Marcel van Roosmalen vertelt in ‘Mijn legendarische moeder overleeft alles’ over zijn moeder en corona in het verpleeghuis. Pittig, maar mooi!
Het boek past in de traditie die werd ingezet door Hugo Borst die een paar mooie boeken over zijn moeder schreef in het verpleeghuis schreef en daarmee een landelijke discussie aanzwengelde over de ouderenzorg in Nederland. Die discussie heeft momenteel een enorme boost gekregen door de covid, de griep die juist onder ouderen nogal hard om zich heen grijpt.
Marcel van Roosmalen is de soms wat zwartgallige maar geestige columnist en journalist die in boeken als Het is nooit leuk als je tegen een boom rijdt (hele mooie reportages over Nederland op z’n, tja Nederlandst) en Je moet opschrijven dat hier niets gebeurt (zelfde zalige laken het pak) heeft laten zien dat hij een mooi verhaal kan vertellen. Non-fictie, maar dan verteld alsof je een kort verhaal leest.

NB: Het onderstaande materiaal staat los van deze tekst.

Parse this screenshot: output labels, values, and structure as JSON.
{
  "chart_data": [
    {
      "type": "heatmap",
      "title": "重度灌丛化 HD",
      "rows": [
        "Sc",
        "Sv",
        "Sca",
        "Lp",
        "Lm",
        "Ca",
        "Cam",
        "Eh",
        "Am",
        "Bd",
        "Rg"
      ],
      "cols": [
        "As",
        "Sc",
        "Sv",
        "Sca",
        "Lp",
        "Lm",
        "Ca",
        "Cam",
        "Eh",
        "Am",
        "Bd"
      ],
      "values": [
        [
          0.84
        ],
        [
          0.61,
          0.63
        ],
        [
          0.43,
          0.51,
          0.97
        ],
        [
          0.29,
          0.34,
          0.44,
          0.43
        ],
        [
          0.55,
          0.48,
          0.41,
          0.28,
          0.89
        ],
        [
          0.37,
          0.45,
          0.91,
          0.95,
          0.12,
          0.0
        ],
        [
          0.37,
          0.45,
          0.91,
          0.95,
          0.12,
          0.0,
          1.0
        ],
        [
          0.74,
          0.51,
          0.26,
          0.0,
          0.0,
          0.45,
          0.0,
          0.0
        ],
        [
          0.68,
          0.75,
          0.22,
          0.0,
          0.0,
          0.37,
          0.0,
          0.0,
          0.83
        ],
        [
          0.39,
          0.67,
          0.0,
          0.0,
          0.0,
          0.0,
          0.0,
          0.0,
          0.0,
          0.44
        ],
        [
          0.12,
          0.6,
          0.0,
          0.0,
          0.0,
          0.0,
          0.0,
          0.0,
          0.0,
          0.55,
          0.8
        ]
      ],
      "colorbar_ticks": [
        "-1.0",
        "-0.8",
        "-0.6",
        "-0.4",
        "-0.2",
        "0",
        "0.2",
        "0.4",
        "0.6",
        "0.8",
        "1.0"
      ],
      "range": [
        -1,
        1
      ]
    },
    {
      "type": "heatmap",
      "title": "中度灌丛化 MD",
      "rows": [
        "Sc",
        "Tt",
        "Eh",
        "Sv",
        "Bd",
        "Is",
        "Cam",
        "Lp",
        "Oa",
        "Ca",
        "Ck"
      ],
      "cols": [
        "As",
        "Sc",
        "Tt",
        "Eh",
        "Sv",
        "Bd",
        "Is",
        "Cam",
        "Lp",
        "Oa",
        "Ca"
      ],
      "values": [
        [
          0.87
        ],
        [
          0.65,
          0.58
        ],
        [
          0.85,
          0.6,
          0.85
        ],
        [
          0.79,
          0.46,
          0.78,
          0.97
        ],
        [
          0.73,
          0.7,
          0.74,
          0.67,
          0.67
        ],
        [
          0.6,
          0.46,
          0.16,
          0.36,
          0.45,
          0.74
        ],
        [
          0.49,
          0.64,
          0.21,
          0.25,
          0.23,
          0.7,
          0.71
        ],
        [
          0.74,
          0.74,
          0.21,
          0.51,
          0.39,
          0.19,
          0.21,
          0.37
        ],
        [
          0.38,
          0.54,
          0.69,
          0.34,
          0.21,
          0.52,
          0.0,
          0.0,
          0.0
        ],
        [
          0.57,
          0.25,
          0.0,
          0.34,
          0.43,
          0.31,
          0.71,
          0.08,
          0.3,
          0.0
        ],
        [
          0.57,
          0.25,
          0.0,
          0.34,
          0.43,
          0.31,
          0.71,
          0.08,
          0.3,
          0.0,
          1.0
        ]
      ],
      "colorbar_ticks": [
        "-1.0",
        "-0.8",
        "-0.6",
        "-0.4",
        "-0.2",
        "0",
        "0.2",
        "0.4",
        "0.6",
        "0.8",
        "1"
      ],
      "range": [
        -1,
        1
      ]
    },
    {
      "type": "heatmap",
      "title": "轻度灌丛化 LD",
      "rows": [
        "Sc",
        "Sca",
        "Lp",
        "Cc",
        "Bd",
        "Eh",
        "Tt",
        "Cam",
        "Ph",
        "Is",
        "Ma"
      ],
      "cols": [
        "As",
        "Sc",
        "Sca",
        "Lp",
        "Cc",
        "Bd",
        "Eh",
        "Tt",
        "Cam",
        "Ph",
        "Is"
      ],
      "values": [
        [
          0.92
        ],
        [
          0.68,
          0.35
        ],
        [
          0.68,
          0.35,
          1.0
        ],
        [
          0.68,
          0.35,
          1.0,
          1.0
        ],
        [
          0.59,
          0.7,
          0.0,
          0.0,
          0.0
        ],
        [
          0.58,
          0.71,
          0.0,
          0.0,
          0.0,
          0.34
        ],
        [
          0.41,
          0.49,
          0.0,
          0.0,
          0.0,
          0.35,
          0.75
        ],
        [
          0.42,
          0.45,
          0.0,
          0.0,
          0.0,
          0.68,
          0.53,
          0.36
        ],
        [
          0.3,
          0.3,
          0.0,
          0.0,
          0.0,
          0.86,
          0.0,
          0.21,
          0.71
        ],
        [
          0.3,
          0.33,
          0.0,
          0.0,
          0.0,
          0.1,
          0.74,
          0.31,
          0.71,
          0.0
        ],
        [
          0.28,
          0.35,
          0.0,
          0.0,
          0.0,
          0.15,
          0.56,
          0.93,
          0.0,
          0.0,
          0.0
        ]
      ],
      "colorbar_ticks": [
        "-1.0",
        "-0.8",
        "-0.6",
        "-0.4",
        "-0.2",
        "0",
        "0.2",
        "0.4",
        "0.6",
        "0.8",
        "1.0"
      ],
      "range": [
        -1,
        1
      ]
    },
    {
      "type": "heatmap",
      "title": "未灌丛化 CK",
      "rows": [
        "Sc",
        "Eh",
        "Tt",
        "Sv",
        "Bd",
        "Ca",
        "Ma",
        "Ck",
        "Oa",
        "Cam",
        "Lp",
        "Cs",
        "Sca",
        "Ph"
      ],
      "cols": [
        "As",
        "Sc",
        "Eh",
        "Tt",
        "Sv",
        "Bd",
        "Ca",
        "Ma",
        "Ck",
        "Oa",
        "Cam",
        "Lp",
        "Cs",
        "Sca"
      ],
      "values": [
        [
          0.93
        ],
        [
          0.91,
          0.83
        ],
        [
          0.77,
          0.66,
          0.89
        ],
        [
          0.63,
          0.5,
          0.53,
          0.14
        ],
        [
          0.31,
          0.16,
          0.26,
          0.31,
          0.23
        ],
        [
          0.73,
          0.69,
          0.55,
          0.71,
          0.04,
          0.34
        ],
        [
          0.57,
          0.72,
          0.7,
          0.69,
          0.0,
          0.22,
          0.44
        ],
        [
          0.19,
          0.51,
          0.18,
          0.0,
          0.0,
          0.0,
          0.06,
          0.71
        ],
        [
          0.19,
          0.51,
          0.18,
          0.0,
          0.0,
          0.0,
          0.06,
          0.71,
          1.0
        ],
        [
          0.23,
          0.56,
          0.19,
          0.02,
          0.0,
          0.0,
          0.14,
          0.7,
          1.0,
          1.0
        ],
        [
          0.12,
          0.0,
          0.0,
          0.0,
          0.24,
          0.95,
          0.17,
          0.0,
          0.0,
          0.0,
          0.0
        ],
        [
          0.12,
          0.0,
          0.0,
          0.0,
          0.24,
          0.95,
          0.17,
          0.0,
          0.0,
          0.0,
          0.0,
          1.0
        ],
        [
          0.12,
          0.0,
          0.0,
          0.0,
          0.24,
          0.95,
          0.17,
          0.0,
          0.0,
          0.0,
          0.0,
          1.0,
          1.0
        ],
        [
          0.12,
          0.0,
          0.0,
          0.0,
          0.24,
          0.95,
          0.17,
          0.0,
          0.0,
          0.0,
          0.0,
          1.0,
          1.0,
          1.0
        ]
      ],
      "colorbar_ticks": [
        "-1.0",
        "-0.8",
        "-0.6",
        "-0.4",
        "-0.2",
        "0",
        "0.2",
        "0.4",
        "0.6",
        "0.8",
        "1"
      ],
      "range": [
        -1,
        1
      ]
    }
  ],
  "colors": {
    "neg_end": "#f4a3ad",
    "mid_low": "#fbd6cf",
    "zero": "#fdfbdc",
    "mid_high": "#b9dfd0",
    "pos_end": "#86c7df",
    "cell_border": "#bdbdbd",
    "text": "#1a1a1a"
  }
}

In 2019 publiceerde Van Roosmalen al een boek over zijn moeder: Het zijn de kleine dingen die het hem doen. Hierin beschrijft hij hoe zijn moeder langzaam aftakelt. Een voordeursleutel raakt zoek, een treinreis verloopt rampzalig, een kerstdiner kan niet meer worden gekookt. Een genadeloos maar ook liefdevol portret van moeder en zoon, die ondanks grote en kleine tegenslagen manmoedig volhouden.
Maar dan komt er in 2020 een flinke tegenslag overheen. De moeder van Van Roosmalen komt ten val en belandt in een verpleeghuis. En dan breekt covid los. Bewoners in het huis worden positief getest en de moeder van Marcel van Roosmalen moet elders worden ondergebracht. Een drama eigenlijk want ze heeft geen idee meer waar ze is. Van Roosmalen schrijft in feilloze zinnetjes over de mist waarin zijn moeder verdwijnt.
Mooi, heftig boek.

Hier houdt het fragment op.